How Alphorn handles your data and keeps your notifications secure.

Data handling

What Alphorn stores

  • Notification payloads — title, message, priority, tags, and custom payload data
  • Delivery logs — timestamps, status codes, and error messages for each delivery attempt
  • Channel configuration — webhook URLs, API keys, and credentials for your notification channels
  • Account data — email address, organization memberships, and authentication details

What Alphorn doesn't do

  • Alphorn does not sell or share your data with third parties
  • Alphorn does not use your notification content for training, analytics, or advertising
  • Alphorn does not track you across websites or services

Self-hosted: you control everything

When you self-host Alphorn, all data stays in your PostgreSQL database on your infrastructure. Nothing is sent to Alphorn's servers. You have full control over data retention, backups, and access.

Encryption

In transit

All communication with the hosted service at app.alphorn.dev uses TLS (HTTPS).

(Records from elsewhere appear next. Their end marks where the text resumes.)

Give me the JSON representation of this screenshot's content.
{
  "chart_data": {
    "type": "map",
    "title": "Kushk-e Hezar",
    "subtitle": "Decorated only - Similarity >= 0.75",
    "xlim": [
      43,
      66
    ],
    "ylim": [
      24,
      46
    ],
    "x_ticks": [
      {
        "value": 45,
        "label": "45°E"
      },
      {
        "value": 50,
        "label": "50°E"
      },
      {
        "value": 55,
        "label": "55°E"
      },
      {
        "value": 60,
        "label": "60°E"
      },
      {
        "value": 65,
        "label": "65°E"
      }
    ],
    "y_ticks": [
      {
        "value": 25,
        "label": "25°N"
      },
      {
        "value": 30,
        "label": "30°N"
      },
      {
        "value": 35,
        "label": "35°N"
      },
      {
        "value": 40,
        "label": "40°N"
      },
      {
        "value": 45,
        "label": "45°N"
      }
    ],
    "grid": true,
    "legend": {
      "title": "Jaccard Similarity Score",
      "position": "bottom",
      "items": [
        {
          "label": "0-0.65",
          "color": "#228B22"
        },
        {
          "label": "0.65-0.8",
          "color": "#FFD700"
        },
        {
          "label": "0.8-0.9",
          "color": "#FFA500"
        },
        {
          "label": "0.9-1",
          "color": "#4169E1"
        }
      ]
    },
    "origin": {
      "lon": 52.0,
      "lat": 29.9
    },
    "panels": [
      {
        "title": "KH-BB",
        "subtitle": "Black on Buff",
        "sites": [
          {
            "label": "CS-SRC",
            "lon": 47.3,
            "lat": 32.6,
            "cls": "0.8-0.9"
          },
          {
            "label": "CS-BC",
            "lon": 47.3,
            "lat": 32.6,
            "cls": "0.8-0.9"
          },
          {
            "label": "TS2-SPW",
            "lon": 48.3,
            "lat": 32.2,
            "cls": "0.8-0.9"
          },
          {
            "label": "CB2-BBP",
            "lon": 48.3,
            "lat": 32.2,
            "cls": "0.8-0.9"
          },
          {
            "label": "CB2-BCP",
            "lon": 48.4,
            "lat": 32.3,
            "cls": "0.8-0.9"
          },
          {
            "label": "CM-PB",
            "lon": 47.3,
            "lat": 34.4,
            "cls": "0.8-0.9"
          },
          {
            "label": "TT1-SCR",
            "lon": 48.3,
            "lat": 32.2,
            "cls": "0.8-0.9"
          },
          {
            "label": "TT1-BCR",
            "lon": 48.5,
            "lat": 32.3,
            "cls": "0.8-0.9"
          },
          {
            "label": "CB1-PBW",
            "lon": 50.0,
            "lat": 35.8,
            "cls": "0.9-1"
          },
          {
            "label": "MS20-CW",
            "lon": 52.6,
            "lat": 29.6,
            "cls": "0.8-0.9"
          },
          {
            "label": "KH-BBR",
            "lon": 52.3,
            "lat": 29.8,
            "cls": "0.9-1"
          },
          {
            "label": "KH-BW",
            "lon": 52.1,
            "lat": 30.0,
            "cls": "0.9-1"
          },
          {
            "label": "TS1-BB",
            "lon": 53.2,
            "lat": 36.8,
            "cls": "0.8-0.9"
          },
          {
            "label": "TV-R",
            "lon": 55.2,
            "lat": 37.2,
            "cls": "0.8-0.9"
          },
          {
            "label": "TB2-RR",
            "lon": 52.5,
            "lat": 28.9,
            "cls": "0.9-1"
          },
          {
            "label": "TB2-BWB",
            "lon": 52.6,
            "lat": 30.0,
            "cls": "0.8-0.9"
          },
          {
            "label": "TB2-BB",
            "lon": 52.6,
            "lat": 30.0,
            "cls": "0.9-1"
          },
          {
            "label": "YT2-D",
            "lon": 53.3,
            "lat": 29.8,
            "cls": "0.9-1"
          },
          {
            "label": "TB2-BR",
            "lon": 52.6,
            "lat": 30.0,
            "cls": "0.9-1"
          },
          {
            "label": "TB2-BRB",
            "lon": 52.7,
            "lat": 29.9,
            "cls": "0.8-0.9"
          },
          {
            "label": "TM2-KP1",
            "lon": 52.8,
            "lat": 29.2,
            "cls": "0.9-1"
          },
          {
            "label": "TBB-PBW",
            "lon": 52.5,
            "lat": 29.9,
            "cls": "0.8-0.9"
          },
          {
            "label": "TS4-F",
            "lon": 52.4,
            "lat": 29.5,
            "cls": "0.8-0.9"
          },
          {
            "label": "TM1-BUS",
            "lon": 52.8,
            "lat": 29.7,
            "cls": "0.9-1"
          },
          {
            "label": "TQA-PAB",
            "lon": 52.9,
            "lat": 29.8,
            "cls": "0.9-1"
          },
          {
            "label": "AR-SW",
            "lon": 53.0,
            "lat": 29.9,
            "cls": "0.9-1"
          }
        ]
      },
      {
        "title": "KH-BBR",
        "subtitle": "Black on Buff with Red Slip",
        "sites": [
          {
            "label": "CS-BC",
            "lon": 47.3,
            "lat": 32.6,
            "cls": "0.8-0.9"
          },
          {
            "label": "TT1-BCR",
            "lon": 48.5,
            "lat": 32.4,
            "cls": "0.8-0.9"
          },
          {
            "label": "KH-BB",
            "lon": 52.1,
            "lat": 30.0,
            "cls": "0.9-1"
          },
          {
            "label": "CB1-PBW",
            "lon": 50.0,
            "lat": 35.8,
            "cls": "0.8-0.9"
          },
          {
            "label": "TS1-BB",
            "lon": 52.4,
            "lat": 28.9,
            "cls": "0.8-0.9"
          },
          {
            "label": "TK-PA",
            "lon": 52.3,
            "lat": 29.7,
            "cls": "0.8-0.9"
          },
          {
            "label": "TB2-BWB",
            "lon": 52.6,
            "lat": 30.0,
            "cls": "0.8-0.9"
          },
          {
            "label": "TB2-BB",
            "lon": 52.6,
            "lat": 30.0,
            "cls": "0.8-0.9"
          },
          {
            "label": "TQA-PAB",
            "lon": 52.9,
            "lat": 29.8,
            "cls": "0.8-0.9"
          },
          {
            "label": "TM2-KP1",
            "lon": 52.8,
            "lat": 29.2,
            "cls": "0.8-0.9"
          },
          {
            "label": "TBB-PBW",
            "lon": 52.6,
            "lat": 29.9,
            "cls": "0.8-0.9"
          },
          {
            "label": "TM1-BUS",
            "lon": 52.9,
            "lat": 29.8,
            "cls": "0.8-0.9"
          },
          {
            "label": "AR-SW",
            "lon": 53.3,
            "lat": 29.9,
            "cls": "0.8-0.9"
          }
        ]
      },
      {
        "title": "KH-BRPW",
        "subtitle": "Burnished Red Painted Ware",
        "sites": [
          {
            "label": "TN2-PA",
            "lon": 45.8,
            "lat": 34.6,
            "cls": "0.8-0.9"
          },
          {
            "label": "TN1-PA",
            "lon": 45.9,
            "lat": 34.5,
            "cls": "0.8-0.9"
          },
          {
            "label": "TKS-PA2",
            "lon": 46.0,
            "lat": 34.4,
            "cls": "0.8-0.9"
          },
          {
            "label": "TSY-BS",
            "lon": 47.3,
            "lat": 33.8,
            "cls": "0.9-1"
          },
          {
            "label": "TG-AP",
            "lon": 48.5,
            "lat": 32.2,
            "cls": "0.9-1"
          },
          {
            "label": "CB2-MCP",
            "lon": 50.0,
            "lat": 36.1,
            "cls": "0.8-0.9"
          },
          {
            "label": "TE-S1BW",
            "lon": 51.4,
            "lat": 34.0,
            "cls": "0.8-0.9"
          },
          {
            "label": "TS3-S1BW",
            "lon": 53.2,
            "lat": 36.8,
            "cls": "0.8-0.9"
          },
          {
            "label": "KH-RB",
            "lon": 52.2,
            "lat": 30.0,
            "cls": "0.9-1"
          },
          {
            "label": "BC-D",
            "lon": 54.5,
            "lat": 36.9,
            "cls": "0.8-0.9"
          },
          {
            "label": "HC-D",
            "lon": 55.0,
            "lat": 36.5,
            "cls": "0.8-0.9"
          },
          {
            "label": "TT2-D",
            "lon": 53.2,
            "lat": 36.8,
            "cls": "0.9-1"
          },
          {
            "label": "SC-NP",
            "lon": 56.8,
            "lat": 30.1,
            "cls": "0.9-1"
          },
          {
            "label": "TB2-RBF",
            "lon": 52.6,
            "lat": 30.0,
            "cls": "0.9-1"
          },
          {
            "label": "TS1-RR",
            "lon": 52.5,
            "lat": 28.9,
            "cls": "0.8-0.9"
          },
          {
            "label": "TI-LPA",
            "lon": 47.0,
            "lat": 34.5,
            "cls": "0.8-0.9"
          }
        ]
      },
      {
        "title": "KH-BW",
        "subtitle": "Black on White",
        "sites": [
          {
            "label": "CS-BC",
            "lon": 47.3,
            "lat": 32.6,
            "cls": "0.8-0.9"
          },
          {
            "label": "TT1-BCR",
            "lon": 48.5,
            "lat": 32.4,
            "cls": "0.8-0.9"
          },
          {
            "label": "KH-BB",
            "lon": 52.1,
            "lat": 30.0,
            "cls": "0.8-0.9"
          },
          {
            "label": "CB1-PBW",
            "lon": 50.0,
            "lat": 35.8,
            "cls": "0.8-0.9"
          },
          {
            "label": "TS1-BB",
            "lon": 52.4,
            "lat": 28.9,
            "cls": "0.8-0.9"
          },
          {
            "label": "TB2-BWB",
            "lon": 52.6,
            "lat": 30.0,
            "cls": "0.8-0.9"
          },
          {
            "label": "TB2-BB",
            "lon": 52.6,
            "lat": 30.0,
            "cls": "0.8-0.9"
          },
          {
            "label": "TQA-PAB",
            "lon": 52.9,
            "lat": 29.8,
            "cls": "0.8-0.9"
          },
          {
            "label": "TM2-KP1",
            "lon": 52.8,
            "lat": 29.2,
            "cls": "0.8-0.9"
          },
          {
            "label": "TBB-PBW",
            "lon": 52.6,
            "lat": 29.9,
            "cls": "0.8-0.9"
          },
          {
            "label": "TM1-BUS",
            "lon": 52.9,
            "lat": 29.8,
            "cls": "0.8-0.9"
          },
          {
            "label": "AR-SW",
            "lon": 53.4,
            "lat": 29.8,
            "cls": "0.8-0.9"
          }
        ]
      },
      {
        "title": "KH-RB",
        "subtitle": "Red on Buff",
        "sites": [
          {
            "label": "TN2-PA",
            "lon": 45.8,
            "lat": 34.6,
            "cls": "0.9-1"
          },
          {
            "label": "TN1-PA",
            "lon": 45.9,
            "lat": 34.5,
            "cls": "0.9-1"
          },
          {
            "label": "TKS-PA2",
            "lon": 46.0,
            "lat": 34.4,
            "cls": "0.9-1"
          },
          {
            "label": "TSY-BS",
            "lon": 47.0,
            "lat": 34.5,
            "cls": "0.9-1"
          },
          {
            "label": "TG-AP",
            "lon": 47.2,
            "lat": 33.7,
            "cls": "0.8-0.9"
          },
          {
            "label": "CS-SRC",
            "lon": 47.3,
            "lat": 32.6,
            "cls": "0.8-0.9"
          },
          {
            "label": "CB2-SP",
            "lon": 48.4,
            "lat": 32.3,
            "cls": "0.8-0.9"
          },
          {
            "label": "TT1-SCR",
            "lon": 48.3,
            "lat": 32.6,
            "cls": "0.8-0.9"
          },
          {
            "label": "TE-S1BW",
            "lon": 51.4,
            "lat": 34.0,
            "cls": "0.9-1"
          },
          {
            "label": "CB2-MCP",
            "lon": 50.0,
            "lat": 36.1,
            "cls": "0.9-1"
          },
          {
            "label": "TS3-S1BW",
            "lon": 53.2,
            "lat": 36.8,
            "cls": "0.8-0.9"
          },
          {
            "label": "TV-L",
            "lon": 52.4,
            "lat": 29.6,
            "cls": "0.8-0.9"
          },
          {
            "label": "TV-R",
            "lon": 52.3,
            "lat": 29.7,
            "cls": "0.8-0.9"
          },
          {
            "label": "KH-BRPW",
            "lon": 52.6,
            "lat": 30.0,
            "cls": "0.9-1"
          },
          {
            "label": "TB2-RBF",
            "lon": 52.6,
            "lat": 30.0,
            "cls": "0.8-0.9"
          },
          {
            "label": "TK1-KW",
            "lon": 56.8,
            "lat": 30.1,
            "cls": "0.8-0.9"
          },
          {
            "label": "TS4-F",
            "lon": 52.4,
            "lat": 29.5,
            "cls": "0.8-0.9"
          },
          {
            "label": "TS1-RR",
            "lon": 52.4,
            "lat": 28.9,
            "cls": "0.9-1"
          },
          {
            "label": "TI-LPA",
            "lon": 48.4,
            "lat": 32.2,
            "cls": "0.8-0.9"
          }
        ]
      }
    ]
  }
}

For self-hosted instances, configure TLS through your reverse proxy (Nginx, Caddy, Traefik). Caddy enables HTTPS automatically. For Nginx:

server {
    listen 443 ssl;
    server_name alphorn.example.com;

    ssl_certificate /path/to/cert.pem;
    ssl_certificate_key /path/to/key.pem;

    location / {
        proxy_pass http://localhost:3000;
    }
}

At rest

Database encryption depends on your PostgreSQL configuration and hosting provider. Most managed PostgreSQL providers (AWS RDS, Supabase, Neon, etc.) encrypt data at rest by default. For self-managed PostgreSQL, configure disk encryption at the OS level.

Webhook security

Webhook URL tokens

Each webhook URL contains a unique, randomly generated ID (e.g., wh_abc123). These IDs are unguessable — they function as bearer tokens. Anyone with the URL can send notifications to that webhook.

Treat webhook URLs like API keys:

  • Don't commit them to public repositories
  • Don't log them in plain text
  • Use environment variables or secrets management in CI/CD
  • Rotate webhooks if you suspect a URL has been exposed

IP restrictions

For self-hosted instances, you can restrict webhook access at the network level using your reverse proxy or firewall to only accept requests from known source IPs.

Authentication security

Passwords

Alphorn uses Better Auth for authentication. Passwords are hashed using bcrypt before storage.

Two-factor authentication

Alphorn supports TOTP-based 2FA. Organization owners can enforce 2FA for all members. See Authentication for setup instructions.

SSO

Alphorn supports GitHub, Google, Microsoft, and any OIDC-compliant identity provider. SSO tokens are managed by Better Auth and stored server-side. See Authentication for details.

Session management

Sessions are server-side and signed with BETTER_AUTH_SECRET. Use a strong, random secret — generate one with:

openssl rand -base64 32

Channel credentials

Channel configuration (Slack webhook URLs, API keys, SMTP passwords, etc.) is stored in PostgreSQL. For self-hosted instances, secure your database access:

  • Use strong PostgreSQL passwords
  • Restrict database access to the Alphorn application only
  • Use SSL connections to PostgreSQL in production
  • Back up your database with encryption

Organizational isolation

Each organization is fully isolated:

  • Webhooks, channels, and filtering rules are scoped to the organization
  • Members can only access their own organizations
  • Role-based access control limits who can manage configuration vs. view logs

Responsible disclosure

If you find a security vulnerability in Alphorn, please report it privately through GitHub Security Advisories rather than opening a public issue.